Which director would you like to work with that you haven’t before?? “Don Coscarelli. ‘Bubba-Ho-tep’ is really well done, really imaginative. It’s my favorite thing I’ve seen in years.”

How do actors balance commerce vs. art?? “You know actors get paid a pretty good wage for what they do. I don’t need gazillions. I’m comfortable and I do the things that interest me.”

Up next: “A strange crime drama called ‘Shoot ‘Em Up,’ directed by Michael Davis and starring Clive Owen.”

When Paul Giamatti signed on to play Joe Gould, Russell Crowe’s cornerman in Ron Howard’s Depression-era boxing biopic “Cinderella Man,” he did so to play a type.

“I love the genre,” says Giamatti. “I was enchanted by all those old boxing films. In every one of them, there’s a cornerman. He’s a type. I thought this was my chance to play that same guy.”

But Giamatti did more than play that same guy. Certainly he crafted a genial, ringside ally who would seem right at home in many a boxing pic, but that was merely a starting point. As the film progresses, and the great Depression strikes, Giamatti turns Gould into a man caught walking that desperate line between absolute poverty and the deep need to keep up appearances.

It gave Howard the opportunity to explore the rarely seen impact of the Depression on society’s upper crust and gave Gould a depth of character that forever raised the bar on cornermen. Variety’s Robert Koehler called the result “brilliant,” while Roger Ebert said his portrayal was a “third home run after ‘American Splendor’ and ‘Sideways.’ ”

Ah, the two pics that critics drooled over but left Oscar voters feeling less than generous when it came to handing out noms. Both were indies and, maybe, Universal’s backing on his latest film might make a difference.

Adding to the challenge of “Cinderella” was Howard’s desire for boxing verisimilitude. Instead of scripting any of Giamatti’s ringside lines, the helmer hired former Muhammad Ali and Sugar Ray Leonard cornerman Angelo Dundee to coach him in the particulars of the sweet science. After months of preparation, Howard then demanded Giamatti improvise everything he did and said in that corner so it exactly corresponded with the action in the ring.

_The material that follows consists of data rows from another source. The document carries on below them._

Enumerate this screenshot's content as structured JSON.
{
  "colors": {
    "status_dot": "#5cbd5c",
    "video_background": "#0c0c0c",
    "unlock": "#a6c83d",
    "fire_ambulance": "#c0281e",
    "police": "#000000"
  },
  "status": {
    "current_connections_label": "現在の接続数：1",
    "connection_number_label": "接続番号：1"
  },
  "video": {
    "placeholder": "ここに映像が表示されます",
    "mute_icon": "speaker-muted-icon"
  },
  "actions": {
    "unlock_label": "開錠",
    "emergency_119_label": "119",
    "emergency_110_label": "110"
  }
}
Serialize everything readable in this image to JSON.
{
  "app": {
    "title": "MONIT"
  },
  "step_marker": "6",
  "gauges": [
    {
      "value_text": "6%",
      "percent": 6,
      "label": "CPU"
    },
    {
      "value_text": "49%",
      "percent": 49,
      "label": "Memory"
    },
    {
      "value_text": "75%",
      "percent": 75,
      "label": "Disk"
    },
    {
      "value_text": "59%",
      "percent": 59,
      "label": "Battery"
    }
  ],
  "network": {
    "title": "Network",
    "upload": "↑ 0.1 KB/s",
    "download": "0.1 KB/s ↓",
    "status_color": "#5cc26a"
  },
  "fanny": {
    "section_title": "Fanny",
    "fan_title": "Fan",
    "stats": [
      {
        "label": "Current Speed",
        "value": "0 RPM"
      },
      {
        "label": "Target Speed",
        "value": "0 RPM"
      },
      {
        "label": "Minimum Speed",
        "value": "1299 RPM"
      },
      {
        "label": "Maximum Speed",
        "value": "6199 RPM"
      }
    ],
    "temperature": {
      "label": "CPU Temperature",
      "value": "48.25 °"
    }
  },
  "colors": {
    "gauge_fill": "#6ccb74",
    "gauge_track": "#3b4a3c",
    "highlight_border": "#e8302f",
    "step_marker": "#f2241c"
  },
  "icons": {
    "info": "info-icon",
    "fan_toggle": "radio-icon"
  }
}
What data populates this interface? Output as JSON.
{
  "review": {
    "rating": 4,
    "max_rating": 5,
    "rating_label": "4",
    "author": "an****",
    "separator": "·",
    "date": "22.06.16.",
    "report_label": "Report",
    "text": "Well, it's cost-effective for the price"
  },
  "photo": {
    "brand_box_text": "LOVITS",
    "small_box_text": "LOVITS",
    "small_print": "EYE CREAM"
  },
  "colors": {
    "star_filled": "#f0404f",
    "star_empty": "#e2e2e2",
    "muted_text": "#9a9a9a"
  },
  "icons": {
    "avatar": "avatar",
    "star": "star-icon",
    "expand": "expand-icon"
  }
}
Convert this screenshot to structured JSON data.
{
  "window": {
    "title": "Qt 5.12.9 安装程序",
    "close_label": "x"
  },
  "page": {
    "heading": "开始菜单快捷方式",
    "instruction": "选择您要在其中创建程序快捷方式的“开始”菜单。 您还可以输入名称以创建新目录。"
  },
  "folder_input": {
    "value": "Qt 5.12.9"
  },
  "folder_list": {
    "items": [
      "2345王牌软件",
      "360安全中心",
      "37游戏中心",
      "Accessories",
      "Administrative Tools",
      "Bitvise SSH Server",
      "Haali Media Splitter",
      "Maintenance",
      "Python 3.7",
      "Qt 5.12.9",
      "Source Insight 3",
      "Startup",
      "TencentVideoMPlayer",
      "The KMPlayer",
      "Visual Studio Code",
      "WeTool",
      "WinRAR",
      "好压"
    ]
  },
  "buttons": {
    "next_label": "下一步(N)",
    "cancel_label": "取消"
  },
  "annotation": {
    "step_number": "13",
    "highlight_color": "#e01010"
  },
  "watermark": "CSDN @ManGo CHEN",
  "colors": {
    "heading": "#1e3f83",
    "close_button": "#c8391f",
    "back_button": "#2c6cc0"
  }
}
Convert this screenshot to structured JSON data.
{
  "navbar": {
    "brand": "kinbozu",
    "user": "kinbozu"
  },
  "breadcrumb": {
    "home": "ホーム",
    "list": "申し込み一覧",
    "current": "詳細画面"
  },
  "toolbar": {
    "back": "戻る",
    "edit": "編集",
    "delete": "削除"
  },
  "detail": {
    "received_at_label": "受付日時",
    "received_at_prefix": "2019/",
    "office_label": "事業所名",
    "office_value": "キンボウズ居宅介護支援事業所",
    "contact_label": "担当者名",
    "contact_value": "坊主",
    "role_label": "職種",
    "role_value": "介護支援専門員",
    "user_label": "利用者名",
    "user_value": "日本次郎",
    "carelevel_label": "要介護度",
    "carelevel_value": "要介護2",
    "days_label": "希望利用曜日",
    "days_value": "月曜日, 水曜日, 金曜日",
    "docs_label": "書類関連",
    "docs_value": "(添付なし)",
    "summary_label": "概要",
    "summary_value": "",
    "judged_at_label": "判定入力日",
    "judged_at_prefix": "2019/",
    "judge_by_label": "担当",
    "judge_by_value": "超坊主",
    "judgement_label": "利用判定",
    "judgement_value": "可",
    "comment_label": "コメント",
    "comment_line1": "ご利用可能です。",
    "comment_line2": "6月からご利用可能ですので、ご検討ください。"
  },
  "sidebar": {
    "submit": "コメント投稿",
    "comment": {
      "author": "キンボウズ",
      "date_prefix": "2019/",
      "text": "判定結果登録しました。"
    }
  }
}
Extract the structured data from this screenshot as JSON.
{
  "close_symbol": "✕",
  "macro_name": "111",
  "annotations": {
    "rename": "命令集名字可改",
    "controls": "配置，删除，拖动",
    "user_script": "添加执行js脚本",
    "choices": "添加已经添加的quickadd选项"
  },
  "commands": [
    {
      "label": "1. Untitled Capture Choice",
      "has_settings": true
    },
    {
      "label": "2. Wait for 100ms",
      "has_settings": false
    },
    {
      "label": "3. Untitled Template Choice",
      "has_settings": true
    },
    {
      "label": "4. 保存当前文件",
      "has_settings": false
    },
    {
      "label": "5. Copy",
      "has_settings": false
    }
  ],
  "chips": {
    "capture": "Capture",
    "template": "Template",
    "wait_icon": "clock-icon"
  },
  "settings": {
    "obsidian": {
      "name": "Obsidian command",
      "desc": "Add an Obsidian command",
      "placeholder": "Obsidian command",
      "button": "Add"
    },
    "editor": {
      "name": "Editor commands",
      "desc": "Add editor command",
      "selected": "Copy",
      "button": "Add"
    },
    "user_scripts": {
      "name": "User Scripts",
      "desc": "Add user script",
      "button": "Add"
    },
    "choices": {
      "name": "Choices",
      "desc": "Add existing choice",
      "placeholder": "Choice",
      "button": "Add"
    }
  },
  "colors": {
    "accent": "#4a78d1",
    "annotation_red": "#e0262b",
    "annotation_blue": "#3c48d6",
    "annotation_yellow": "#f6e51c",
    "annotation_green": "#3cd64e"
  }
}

“Those boxing scenes took about two and a half months to film,” explains Giamatti, “and everything I did was improv. I don’t really love to improv, and Ron was merciless about it. He wanted me narrating the fights from the corner. Not just technical details, either — he wanted me to narrate the emotion of the fights. It wasn’t like anything I’d ever done before.”